Lots of links are needed!
The cross pieces of the chain are made from 10mm lengths of 9mm dowel. I drilled the dowel through the centre making a pilot hole for the screws. The screws are fitted using appropriate washers and tightened just enough so that the links are flexible.
The sprockets are made from three layers of 3mm ply glued together.I sanded the side of the sprockets off to help guide them into the centre of the chain.
Here’s one of the finished sprockets showing the tapered teeth.
This version of the chain drive is a test bed to ensure that it works properly. I’ve mounted the two sprockets onto an MDF baseboard and added a handle. Looking good!
I’ve used quite a few links made from stiff brass wire – approx 1.5mm diameter.

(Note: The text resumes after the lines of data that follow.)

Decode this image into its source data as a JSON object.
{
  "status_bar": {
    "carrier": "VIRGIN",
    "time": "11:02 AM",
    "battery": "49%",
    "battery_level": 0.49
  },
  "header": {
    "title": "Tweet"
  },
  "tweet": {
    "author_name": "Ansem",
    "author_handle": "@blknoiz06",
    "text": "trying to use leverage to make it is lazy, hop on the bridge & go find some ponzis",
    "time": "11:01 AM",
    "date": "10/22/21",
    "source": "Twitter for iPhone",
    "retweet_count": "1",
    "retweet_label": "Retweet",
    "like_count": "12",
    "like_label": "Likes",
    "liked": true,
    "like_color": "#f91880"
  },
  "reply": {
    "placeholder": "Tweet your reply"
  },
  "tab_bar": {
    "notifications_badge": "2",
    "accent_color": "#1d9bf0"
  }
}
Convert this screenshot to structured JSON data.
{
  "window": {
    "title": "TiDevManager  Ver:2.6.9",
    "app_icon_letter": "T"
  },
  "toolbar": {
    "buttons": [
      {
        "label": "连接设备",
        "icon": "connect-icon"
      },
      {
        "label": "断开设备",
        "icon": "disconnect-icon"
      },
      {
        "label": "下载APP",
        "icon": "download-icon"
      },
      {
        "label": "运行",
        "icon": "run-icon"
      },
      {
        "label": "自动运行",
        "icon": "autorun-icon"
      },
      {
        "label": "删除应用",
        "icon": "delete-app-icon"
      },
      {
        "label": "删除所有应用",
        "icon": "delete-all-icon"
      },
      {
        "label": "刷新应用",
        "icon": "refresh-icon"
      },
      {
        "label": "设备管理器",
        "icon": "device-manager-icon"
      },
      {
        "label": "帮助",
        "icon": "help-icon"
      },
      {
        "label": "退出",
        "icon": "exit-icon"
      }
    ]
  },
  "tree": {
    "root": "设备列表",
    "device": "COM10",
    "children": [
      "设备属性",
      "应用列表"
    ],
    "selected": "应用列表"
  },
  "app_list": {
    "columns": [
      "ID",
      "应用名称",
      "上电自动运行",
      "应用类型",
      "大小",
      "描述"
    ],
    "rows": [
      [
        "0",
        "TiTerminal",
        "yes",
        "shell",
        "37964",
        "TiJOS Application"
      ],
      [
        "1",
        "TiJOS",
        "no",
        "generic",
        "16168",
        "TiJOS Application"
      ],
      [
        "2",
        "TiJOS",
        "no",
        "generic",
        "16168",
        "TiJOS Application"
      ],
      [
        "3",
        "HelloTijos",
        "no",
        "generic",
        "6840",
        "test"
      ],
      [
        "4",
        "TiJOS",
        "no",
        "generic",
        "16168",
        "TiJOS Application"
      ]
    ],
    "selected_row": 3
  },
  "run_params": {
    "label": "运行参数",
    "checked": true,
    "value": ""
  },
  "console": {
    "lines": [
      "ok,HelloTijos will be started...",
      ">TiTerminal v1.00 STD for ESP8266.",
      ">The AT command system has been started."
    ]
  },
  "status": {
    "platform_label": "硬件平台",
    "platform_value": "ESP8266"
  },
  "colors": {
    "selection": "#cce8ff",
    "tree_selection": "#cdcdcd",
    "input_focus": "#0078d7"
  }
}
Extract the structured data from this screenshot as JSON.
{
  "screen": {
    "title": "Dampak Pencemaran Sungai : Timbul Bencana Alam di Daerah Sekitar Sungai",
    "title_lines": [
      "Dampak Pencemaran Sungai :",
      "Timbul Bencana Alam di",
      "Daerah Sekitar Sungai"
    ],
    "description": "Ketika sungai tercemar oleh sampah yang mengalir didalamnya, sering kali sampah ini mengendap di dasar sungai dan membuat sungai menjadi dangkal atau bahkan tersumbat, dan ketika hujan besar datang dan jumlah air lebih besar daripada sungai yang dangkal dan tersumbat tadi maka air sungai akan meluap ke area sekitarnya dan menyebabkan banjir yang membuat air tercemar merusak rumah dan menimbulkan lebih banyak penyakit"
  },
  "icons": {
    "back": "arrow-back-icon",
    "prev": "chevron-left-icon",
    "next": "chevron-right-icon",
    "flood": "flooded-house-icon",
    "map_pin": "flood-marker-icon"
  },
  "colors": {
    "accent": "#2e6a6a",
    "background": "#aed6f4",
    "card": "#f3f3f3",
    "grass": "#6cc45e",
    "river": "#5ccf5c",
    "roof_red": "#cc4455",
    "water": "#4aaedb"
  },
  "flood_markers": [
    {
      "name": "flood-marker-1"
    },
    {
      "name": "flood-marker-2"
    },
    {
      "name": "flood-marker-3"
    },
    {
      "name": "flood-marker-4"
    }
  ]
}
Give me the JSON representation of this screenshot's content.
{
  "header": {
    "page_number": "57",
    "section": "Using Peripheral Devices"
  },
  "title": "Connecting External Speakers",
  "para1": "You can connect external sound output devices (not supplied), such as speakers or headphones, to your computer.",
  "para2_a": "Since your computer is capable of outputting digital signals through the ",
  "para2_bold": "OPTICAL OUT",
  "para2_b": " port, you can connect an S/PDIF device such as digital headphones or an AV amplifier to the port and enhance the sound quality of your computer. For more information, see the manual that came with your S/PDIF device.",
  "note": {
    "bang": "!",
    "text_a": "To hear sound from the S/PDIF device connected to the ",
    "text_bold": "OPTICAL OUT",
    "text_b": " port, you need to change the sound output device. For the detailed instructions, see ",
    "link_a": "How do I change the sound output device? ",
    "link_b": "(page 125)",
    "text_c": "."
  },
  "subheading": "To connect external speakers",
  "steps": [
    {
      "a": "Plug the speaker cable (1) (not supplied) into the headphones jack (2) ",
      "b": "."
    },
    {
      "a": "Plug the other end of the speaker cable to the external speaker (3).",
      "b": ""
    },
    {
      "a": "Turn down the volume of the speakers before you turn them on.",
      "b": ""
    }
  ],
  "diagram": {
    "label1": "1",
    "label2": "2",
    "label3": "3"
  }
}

You can see one of them highlighted here in the Mary Chambers model. They are quick and easy to use but do have their own problems.
To use the wire links I make a loop at each end with a pair of pliers I can then thread a screw through the loop and into the model making a rotating joint.
Two problems that I’ve run up against:
First, it is very difficult to make fine changes to the length. Shortening a link can be just about done by adding some bends into the wire or by re-curling the end loop but it is not easy do do accurately.
Second, I’ve run the wire through a hole drilled in the base board, if I need to take the link out for any reason I either have to cut the wire or unfold the loop at one end. Neither of which are very satisfactory.
Here’s my attempt at a solution. I found a three amp connecting block strip in the shed.
Cut off one section and cut away the insulation plastic with a pair of side cutters.
Leaving the brass block and two screws.
Perfect! Thread the link wire in from each end and tighten the screws. Simply unscrew to make adjustments or to remove the link completely. Ta daa!